AMY GOODMAN: What were you most surprised by, Johann?
JOHANN HARI: Oh, god. I think there was one story that really—I went to Arizona, as we mentioned, and I interviewed this amazing woman called Donna Leone Hamm, who works on prisoners' rights. And I asked her one of my stock questions, which is: Tell me about something that shocked you. She's going down this list of stuff, and in the middle, she said, "There was the time they put that woman in a cage and cooked her. That was quite bad." And then she carried on. And I said—I did the facial expression you just did. I said, "Can we go back a second?"
There was a woman called Marcia Powell, about whom nothing—very little was known when I started researching the book. She was a meth addict, and she had spent many—in her forties, and she had spent many years in and out of prison, because—either for having meth or for prostituting herself to get meth. And one day in 2009, she wakes up in Perryville Prison in Arizona, and she says she's suicidal. And the doctor doesn't believe her. And to shut her up, they take her, and they put her in this outdoor holding pen, which is literally an exposed cage in the desert. And they left her there. And she cried, and she begged for water, and she messed herself. In the end, she collapsed. By the time they called an ambulance, she had been cooked.

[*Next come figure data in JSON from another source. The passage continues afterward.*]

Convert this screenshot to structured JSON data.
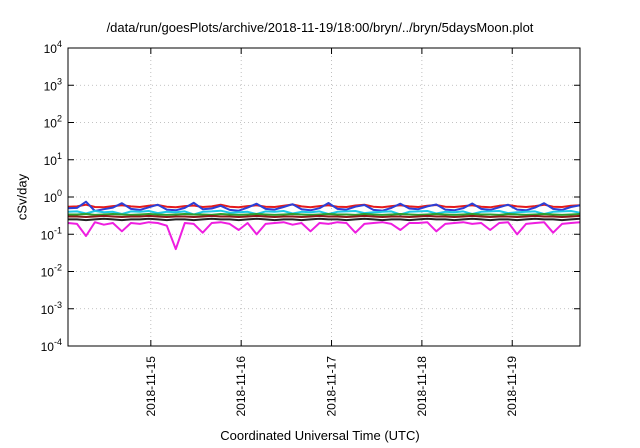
{
  "chart_data": {
    "type": "line",
    "title": "/data/run/goesPlots/archive/2018-11-19/18:00/bryn/../bryn/5daysMoon.plot",
    "xlabel": "Coordinated Universal Time (UTC)",
    "ylabel": "cSv/day",
    "yscale": "log",
    "ylim": [
      0.0001,
      10000
    ],
    "y_ticks": [
      {
        "value": 0.0001,
        "base": "10",
        "exp": "-4"
      },
      {
        "value": 0.001,
        "base": "10",
        "exp": "-3"
      },
      {
        "value": 0.01,
        "base": "10",
        "exp": "-2"
      },
      {
        "value": 0.1,
        "base": "10",
        "exp": "-1"
      },
      {
        "value": 1,
        "base": "10",
        "exp": "0"
      },
      {
        "value": 10,
        "base": "10",
        "exp": "1"
      },
      {
        "value": 100,
        "base": "10",
        "exp": "2"
      },
      {
        "value": 1000,
        "base": "10",
        "exp": "3"
      },
      {
        "value": 10000,
        "base": "10",
        "exp": "4"
      }
    ],
    "xlim": [
      "2018-11-14 02:00",
      "2018-11-19 18:00"
    ],
    "x_ticks": [
      "2018-11-15",
      "2018-11-16",
      "2018-11-17",
      "2018-11-18",
      "2018-11-19"
    ],
    "grid": true,
    "series": [
      {
        "color": "#e41a1c",
        "level": 0.55,
        "values": [
          0.55,
          0.56,
          0.62,
          0.54,
          0.53,
          0.57,
          0.6,
          0.56,
          0.54,
          0.58,
          0.61,
          0.55,
          0.53,
          0.57,
          0.59,
          0.54,
          0.56,
          0.62,
          0.55,
          0.53,
          0.57,
          0.6,
          0.55,
          0.54,
          0.58,
          0.63,
          0.56,
          0.53,
          0.57,
          0.6,
          0.55,
          0.54,
          0.59,
          0.62,
          0.55,
          0.53,
          0.57,
          0.6,
          0.56,
          0.54,
          0.58,
          0.61,
          0.55,
          0.54,
          0.57,
          0.6,
          0.55,
          0.53,
          0.58,
          0.61,
          0.56,
          0.54,
          0.57,
          0.62,
          0.55,
          0.54,
          0.58,
          0.6
        ]
      },
      {
        "color": "#2c3fd6",
        "level": 0.5,
        "values": [
          0.5,
          0.51,
          0.75,
          0.42,
          0.47,
          0.52,
          0.68,
          0.48,
          0.45,
          0.53,
          0.62,
          0.46,
          0.44,
          0.51,
          0.7,
          0.47,
          0.49,
          0.58,
          0.45,
          0.43,
          0.52,
          0.66,
          0.48,
          0.46,
          0.54,
          0.64,
          0.47,
          0.44,
          0.5,
          0.69,
          0.48,
          0.46,
          0.55,
          0.61,
          0.45,
          0.43,
          0.51,
          0.66,
          0.49,
          0.47,
          0.56,
          0.63,
          0.46,
          0.44,
          0.5,
          0.67,
          0.48,
          0.45,
          0.53,
          0.62,
          0.46,
          0.44,
          0.52,
          0.68,
          0.48,
          0.45,
          0.54,
          0.6
        ]
      },
      {
        "color": "#1ec8e8",
        "level": 0.4,
        "values": [
          0.4,
          0.41,
          0.36,
          0.42,
          0.39,
          0.4,
          0.35,
          0.41,
          0.4,
          0.42,
          0.37,
          0.4,
          0.39,
          0.41,
          0.34,
          0.4,
          0.41,
          0.43,
          0.38,
          0.39,
          0.4,
          0.35,
          0.41,
          0.4,
          0.42,
          0.36,
          0.4,
          0.39,
          0.41,
          0.35,
          0.4,
          0.41,
          0.42,
          0.37,
          0.39,
          0.4,
          0.41,
          0.34,
          0.4,
          0.41,
          0.42,
          0.36,
          0.4,
          0.39,
          0.41,
          0.35,
          0.4,
          0.41,
          0.42,
          0.37,
          0.39,
          0.4,
          0.41,
          0.35,
          0.4,
          0.41,
          0.42,
          0.38
        ]
      },
      {
        "color": "#2ca02c",
        "level": 0.34,
        "values": [
          0.34,
          0.34,
          0.35,
          0.33,
          0.34,
          0.35,
          0.34,
          0.33,
          0.34,
          0.35,
          0.34,
          0.33,
          0.34,
          0.35,
          0.34,
          0.34,
          0.33,
          0.35,
          0.34,
          0.33,
          0.34,
          0.35,
          0.34,
          0.33,
          0.34,
          0.35,
          0.34,
          0.33,
          0.34,
          0.35,
          0.34,
          0.34,
          0.33,
          0.35,
          0.34,
          0.33,
          0.34,
          0.35,
          0.34,
          0.33,
          0.34,
          0.35,
          0.34,
          0.33,
          0.34,
          0.35,
          0.34,
          0.34,
          0.33,
          0.35,
          0.34,
          0.33,
          0.34,
          0.35,
          0.34,
          0.33,
          0.34,
          0.35
        ]
      },
      {
        "color": "#8a1a1a",
        "level": 0.3,
        "values": [
          0.3,
          0.3,
          0.29,
          0.3,
          0.31,
          0.3,
          0.29,
          0.3,
          0.3,
          0.31,
          0.3,
          0.29,
          0.3,
          0.3,
          0.29,
          0.3,
          0.31,
          0.3,
          0.3,
          0.29,
          0.3,
          0.31,
          0.3,
          0.29,
          0.3,
          0.3,
          0.29,
          0.3,
          0.31,
          0.3,
          0.3,
          0.29,
          0.3,
          0.31,
          0.3,
          0.29,
          0.3,
          0.3,
          0.29,
          0.3,
          0.31,
          0.3,
          0.3,
          0.29,
          0.3,
          0.31,
          0.3,
          0.29,
          0.3,
          0.3,
          0.29,
          0.3,
          0.31,
          0.3,
          0.3,
          0.29,
          0.3,
          0.31
        ]
      },
      {
        "color": "#222222",
        "level": 0.25,
        "values": [
          0.25,
          0.25,
          0.24,
          0.25,
          0.26,
          0.25,
          0.24,
          0.25,
          0.25,
          0.26,
          0.25,
          0.24,
          0.25,
          0.25,
          0.24,
          0.25,
          0.26,
          0.25,
          0.25,
          0.24,
          0.25,
          0.26,
          0.25,
          0.24,
          0.25,
          0.25,
          0.24,
          0.25,
          0.26,
          0.25,
          0.25,
          0.24,
          0.25,
          0.26,
          0.25,
          0.24,
          0.25,
          0.25,
          0.24,
          0.25,
          0.26,
          0.25,
          0.25,
          0.24,
          0.25,
          0.26,
          0.25,
          0.24,
          0.25,
          0.25,
          0.24,
          0.25,
          0.26,
          0.25,
          0.25,
          0.24,
          0.25,
          0.26
        ]
      },
      {
        "color": "#ee1ee0",
        "level": 0.2,
        "values": [
          0.2,
          0.19,
          0.09,
          0.21,
          0.18,
          0.2,
          0.12,
          0.2,
          0.19,
          0.21,
          0.2,
          0.17,
          0.04,
          0.2,
          0.19,
          0.11,
          0.2,
          0.21,
          0.19,
          0.13,
          0.2,
          0.1,
          0.19,
          0.2,
          0.21,
          0.18,
          0.2,
          0.12,
          0.2,
          0.19,
          0.21,
          0.2,
          0.11,
          0.19,
          0.2,
          0.21,
          0.19,
          0.13,
          0.2,
          0.2,
          0.21,
          0.12,
          0.19,
          0.2,
          0.21,
          0.19,
          0.2,
          0.13,
          0.2,
          0.21,
          0.1,
          0.19,
          0.2,
          0.21,
          0.11,
          0.19,
          0.2,
          0.21
        ]
      }
    ]
  }
}
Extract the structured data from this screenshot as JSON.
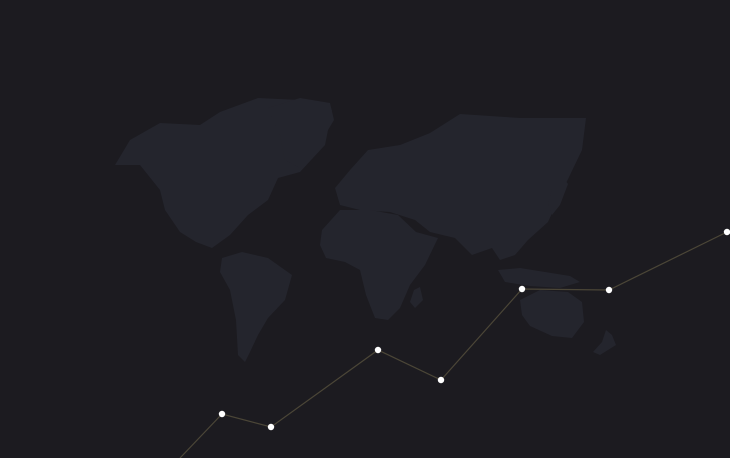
{
  "scene": {
    "background_color": "#1c1b20",
    "land_color": "#24252d",
    "route_color": "#4b4637",
    "node_color": "#ffffff",
    "node_count": 8
  }
}
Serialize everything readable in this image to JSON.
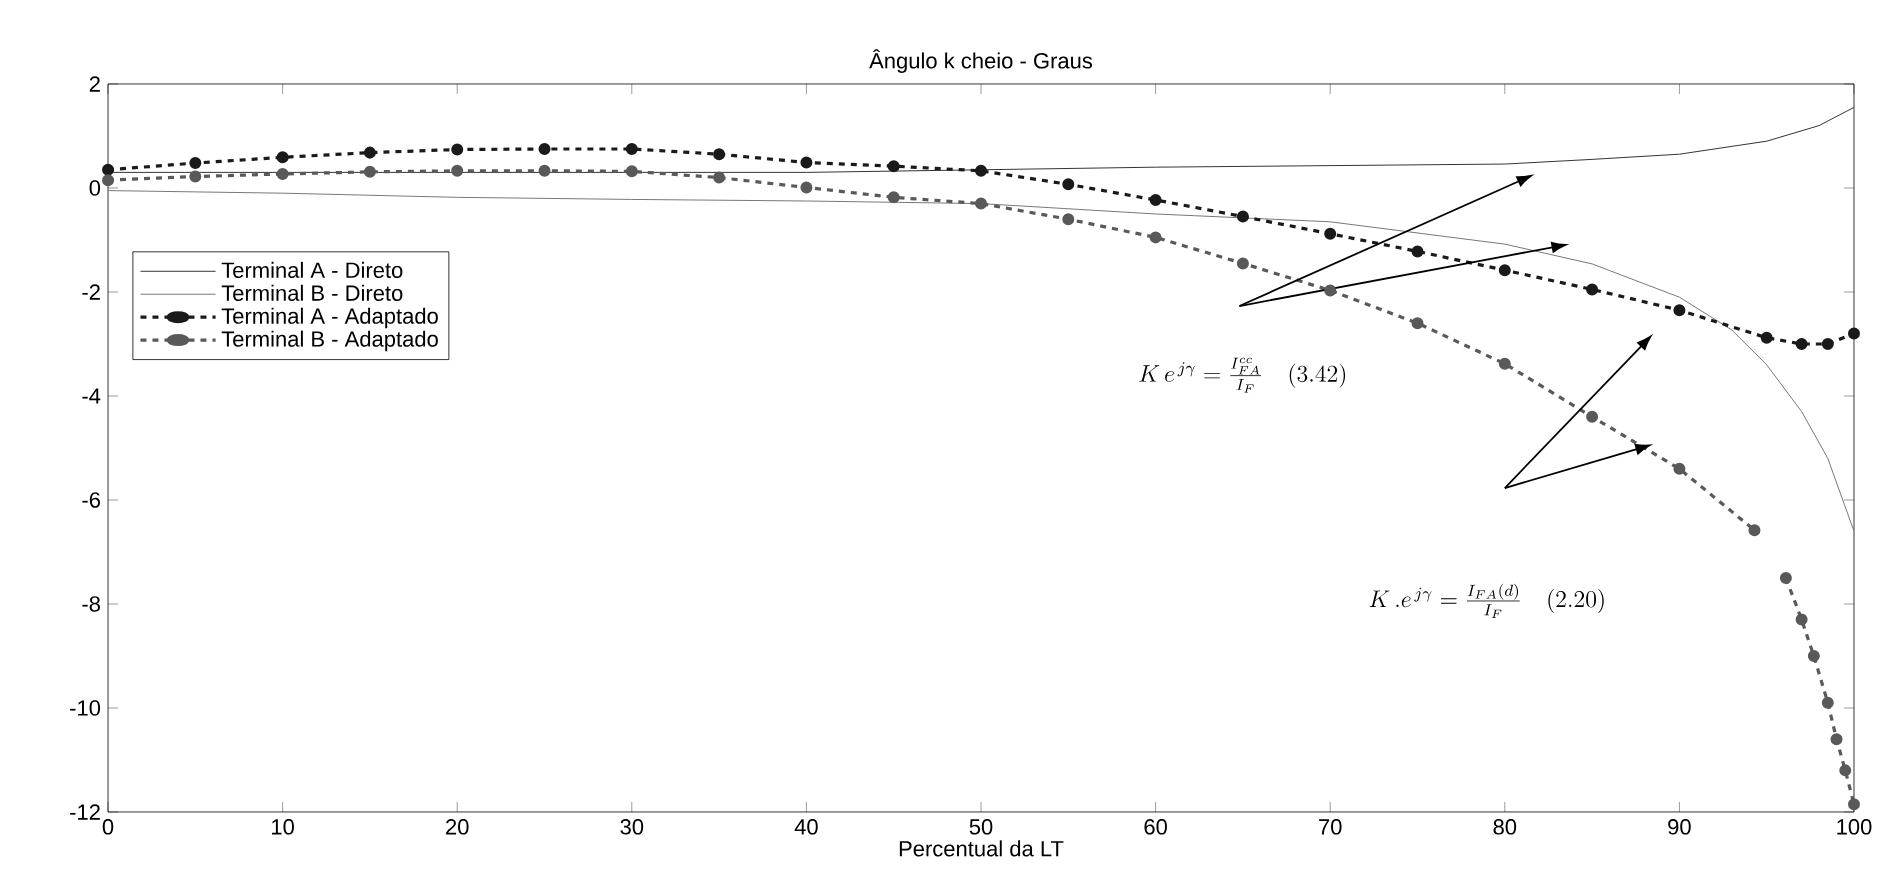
{
  "chart_data": {
    "type": "line",
    "title": "Ângulo k cheio - Graus",
    "xlabel": "Percentual da LT",
    "xlim": [
      0,
      100
    ],
    "ylim": [
      -12,
      2
    ],
    "xticks": [
      0,
      10,
      20,
      30,
      40,
      50,
      60,
      70,
      80,
      90,
      100
    ],
    "yticks": [
      -12,
      -10,
      -8,
      -6,
      -4,
      -2,
      0,
      2
    ],
    "grid": false,
    "legend": "top left",
    "annotations": [
      "K\\,e^{\\,j\\gamma} = \\frac{I_{FA}^{cc}}{I_F}\\quad (3.42)",
      "K\\,.e^{\\,j\\gamma} = \\frac{I_{FA}(d)}{I_F}\\quad (2.20)"
    ],
    "series": [
      {
        "name": "Terminal A - Direto",
        "color": "#333333",
        "line_style": "solid",
        "marker": "none",
        "x": [
          0,
          10,
          20,
          30,
          40,
          50,
          60,
          70,
          80,
          85,
          90,
          95,
          98,
          100
        ],
        "values": [
          0.3,
          0.3,
          0.3,
          0.3,
          0.3,
          0.35,
          0.4,
          0.43,
          0.46,
          0.55,
          0.65,
          0.9,
          1.2,
          1.55
        ]
      },
      {
        "name": "Terminal B - Direto",
        "color": "#777777",
        "line_style": "solid",
        "marker": "none",
        "x": [
          0,
          10,
          20,
          30,
          40,
          50,
          60,
          70,
          80,
          85,
          90,
          93,
          95,
          97,
          98.5,
          100
        ],
        "values": [
          -0.05,
          -0.1,
          -0.18,
          -0.22,
          -0.25,
          -0.3,
          -0.5,
          -0.65,
          -1.08,
          -1.46,
          -2.1,
          -2.73,
          -3.4,
          -4.3,
          -5.2,
          -6.6
        ]
      },
      {
        "name": "Terminal A - Adaptado",
        "color": "#1a1a1a",
        "line_style": "dashed",
        "marker": "circle",
        "x": [
          0,
          5,
          10,
          15,
          20,
          25,
          30,
          35,
          40,
          45,
          50,
          55,
          60,
          65,
          70,
          75,
          80,
          85,
          90,
          95,
          97,
          98.5,
          100
        ],
        "values": [
          0.35,
          0.48,
          0.59,
          0.68,
          0.74,
          0.75,
          0.75,
          0.65,
          0.49,
          0.42,
          0.33,
          0.07,
          -0.23,
          -0.55,
          -0.88,
          -1.22,
          -1.58,
          -1.95,
          -2.35,
          -2.88,
          -3.0,
          -3.0,
          -2.8
        ]
      },
      {
        "name": "Terminal B - Adaptado",
        "color": "#595959",
        "line_style": "dashed",
        "marker": "circle",
        "x": [
          0,
          5,
          10,
          15,
          20,
          25,
          30,
          35,
          40,
          45,
          50,
          55,
          60,
          65,
          70,
          75,
          80,
          85,
          90,
          94.3,
          95.2,
          96.1,
          97,
          97.7,
          98.5,
          99,
          99.5,
          100
        ],
        "values": [
          0.15,
          0.22,
          0.27,
          0.31,
          0.33,
          0.33,
          0.32,
          0.2,
          0.01,
          -0.18,
          -0.3,
          -0.6,
          -0.95,
          -1.45,
          -1.97,
          -2.6,
          -3.38,
          -4.4,
          -5.4,
          -6.58,
          null,
          -7.5,
          -8.3,
          -9.0,
          -9.9,
          -10.6,
          -11.2,
          -11.85
        ]
      }
    ]
  }
}
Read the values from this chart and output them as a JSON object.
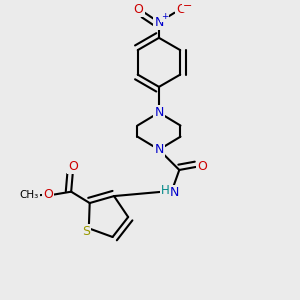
{
  "bg_color": "#ebebeb",
  "atom_colors": {
    "C": "#000000",
    "N": "#0000cc",
    "O": "#cc0000",
    "S": "#999900",
    "H": "#008888"
  },
  "bond_color": "#000000",
  "bond_width": 1.5,
  "dbo": 0.018,
  "fig_size": [
    3.0,
    3.0
  ],
  "dpi": 100
}
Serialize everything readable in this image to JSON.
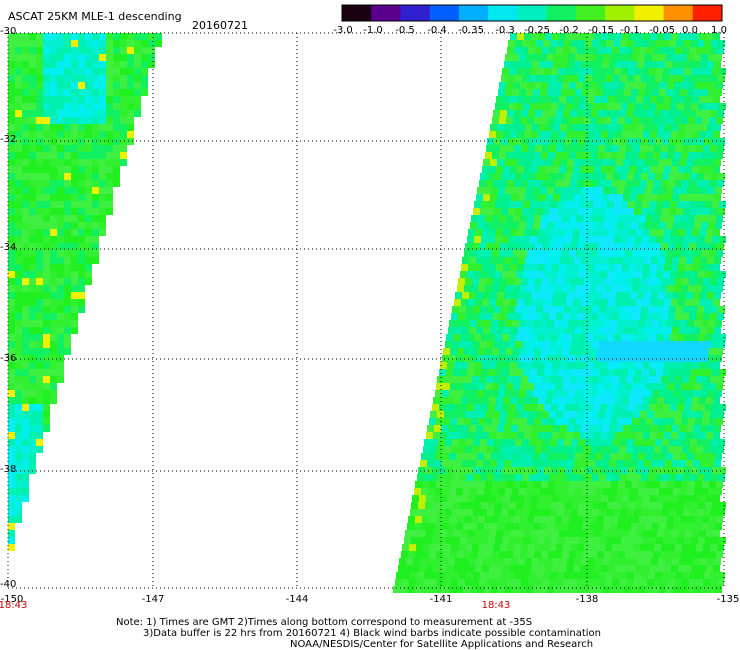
{
  "header": {
    "title": "ASCAT 25KM MLE-1 descending",
    "date": "20160721"
  },
  "colorbar": {
    "labels": [
      "-3.0",
      "-1.0",
      "-0.5",
      "-0.4",
      "-0.35",
      "-0.3",
      "-0.25",
      "-0.2",
      "-0.15",
      "-0.1",
      "-0.05",
      "0.0",
      "1.0"
    ],
    "colors": [
      "#1a0010",
      "#5a0090",
      "#3020d0",
      "#0060ff",
      "#00b0ff",
      "#00e8f0",
      "#00f0c0",
      "#10f060",
      "#40f020",
      "#a0f000",
      "#f0f000",
      "#ff9000",
      "#ff2000"
    ]
  },
  "map": {
    "lat_labels": [
      "-30",
      "-32",
      "-34",
      "-36",
      "-38",
      "-40"
    ],
    "lon_labels": [
      "-150",
      "-147",
      "-144",
      "-141",
      "-138",
      "-135"
    ],
    "time_labels": [
      "18:43",
      "18:43"
    ]
  },
  "footer": {
    "line1": "Note: 1) Times are GMT 2)Times along bottom correspond to measurement at -35S",
    "line2": "3)Data buffer is 22 hrs from 20160721 4) Black wind barbs indicate possible contamination",
    "line3": "NOAA/NESDIS/Center for Satellite Applications and Research"
  }
}
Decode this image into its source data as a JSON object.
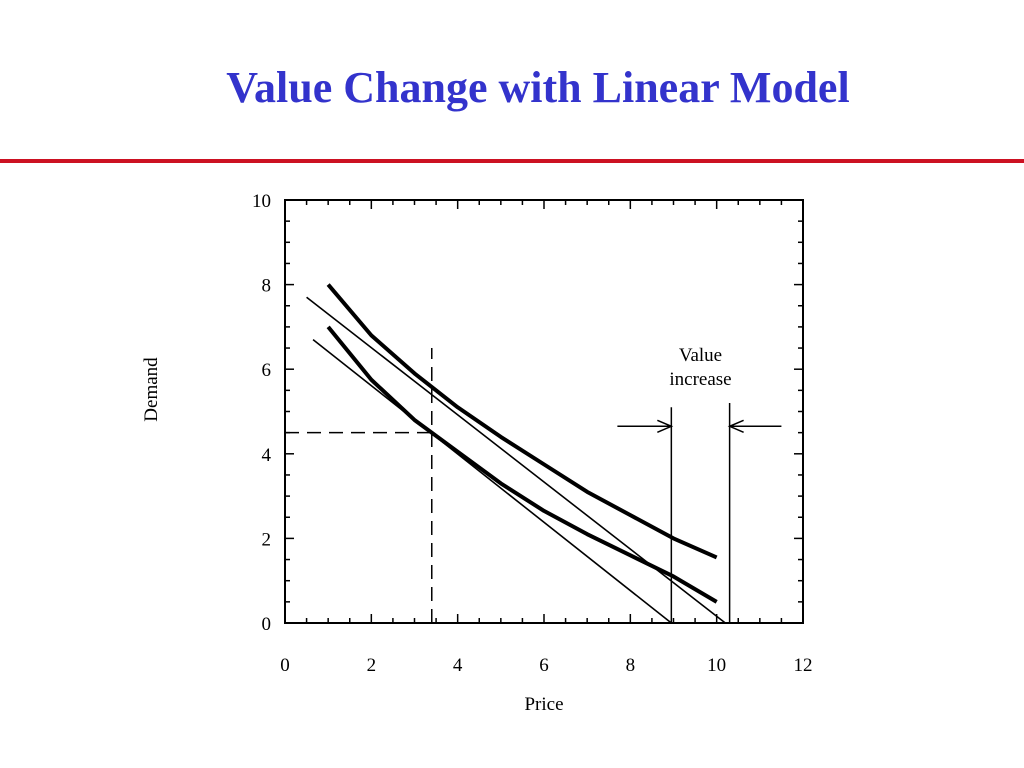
{
  "slide": {
    "title": "Value Change with Linear Model",
    "title_color": "#3333cc",
    "rule_color": "#cc1122"
  },
  "chart_data": {
    "type": "line",
    "xlabel": "Price",
    "ylabel": "Demand",
    "xlim": [
      0,
      12
    ],
    "ylim": [
      0,
      10
    ],
    "xticks": [
      0,
      2,
      4,
      6,
      8,
      10,
      12
    ],
    "yticks": [
      0,
      2,
      4,
      6,
      8,
      10
    ],
    "grid": false,
    "series": [
      {
        "style": "thick",
        "x": [
          1,
          2,
          3,
          4,
          5,
          6,
          7,
          8,
          9,
          10
        ],
        "y": [
          8.0,
          6.8,
          5.9,
          5.1,
          4.4,
          3.75,
          3.1,
          2.55,
          2.0,
          1.55
        ]
      },
      {
        "style": "thick",
        "x": [
          1,
          2,
          3,
          4,
          5,
          6,
          7,
          8,
          9,
          10
        ],
        "y": [
          7.0,
          5.75,
          4.8,
          4.05,
          3.3,
          2.65,
          2.1,
          1.6,
          1.1,
          0.5
        ]
      },
      {
        "style": "thin",
        "x": [
          0.5,
          10.2
        ],
        "y": [
          7.7,
          0.0
        ]
      },
      {
        "style": "thin",
        "x": [
          0.65,
          8.95
        ],
        "y": [
          6.7,
          0.0
        ]
      }
    ],
    "reference_lines": [
      {
        "style": "dashed",
        "x": [
          0,
          3.4
        ],
        "y": [
          4.5,
          4.5
        ]
      },
      {
        "style": "dashed",
        "x": [
          3.4,
          3.4
        ],
        "y": [
          0,
          6.5
        ]
      },
      {
        "style": "solid",
        "x": [
          8.95,
          8.95
        ],
        "y": [
          0,
          5.1
        ]
      },
      {
        "style": "solid",
        "x": [
          10.3,
          10.3
        ],
        "y": [
          0,
          5.2
        ]
      }
    ],
    "annotations": {
      "value_increase_line1": "Value",
      "value_increase_line2": "increase",
      "arrows": [
        {
          "from": [
            7.7,
            4.65
          ],
          "to": [
            8.95,
            4.65
          ]
        },
        {
          "from": [
            11.5,
            4.65
          ],
          "to": [
            10.3,
            4.65
          ]
        }
      ]
    }
  }
}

No one was ever criminally punished for what happened to Marcia Powell, because in our culture addicts' lives don't matter. You know, the guy who ran that prison, Chuck Ryan, he's the guy who was in charge of Abu Ghraib at the time of the Abu Ghraib scandal in Iraq for the Bush administration.
And I then went and tracked down, you know, who Marcia Powell—who she was. And I went and found the father of her children. And it was this heartbreaking story, just like Billie Holiday. You know, she was thrown out of home when she was 13. She had lived on the beach. She was a child prostitute. She was stunning her grief. She was in terrible pain. She actually had a period of her life, quite a long period, where she had got clean, and she went back to Arizona to get her kids back, because they had been taken into state care. And she was busted for an old marijuana charge, and her whole life fell apart again.
And you just think, you know—her former partner, Rich Hussman, said to me in Missouri, he said—yeah, I'm paraphrasing, but he said, "You know, she just needed some help." And I just thought—it really stayed with me. And when I went to Portugal and I saw these addicts with their—and Switzerland, where they prescribe heroin and they really treat addicts compassionately, I would see these people's lives turned around, and I would think of Marcia Powell, and I would think of Billie Holiday, and I would think of Bud Osborn, I would think of my own relatives. And I would just think, "God, this doesn't—none of that had to happen," you know?
There's a much better way, that saves money, that works well, that actually helps people to turn their lives around. And, in a way, that's kind of an optimism-giving thing, because it's—I don't think it's a depressing book. I actually leave this feeling really optimistic. There are some things you look at, and you think, "Oh, god, this is just an irreconcilable human tragedy." There's a solution to this. You know, of course there will still always be tragedies in any situation, but there's a proven policy that massively reduces those tragedies. And what an amazing thing to know. What an amazing opportunity to be in a position where we can change this.
AMY GOODMAN: You've been listening to Johann Hari. This is Democracy Now!, democracynow.org, The War and Peace Report. His book, Chasing the Scream: The First and Last Days of the War on Drugs.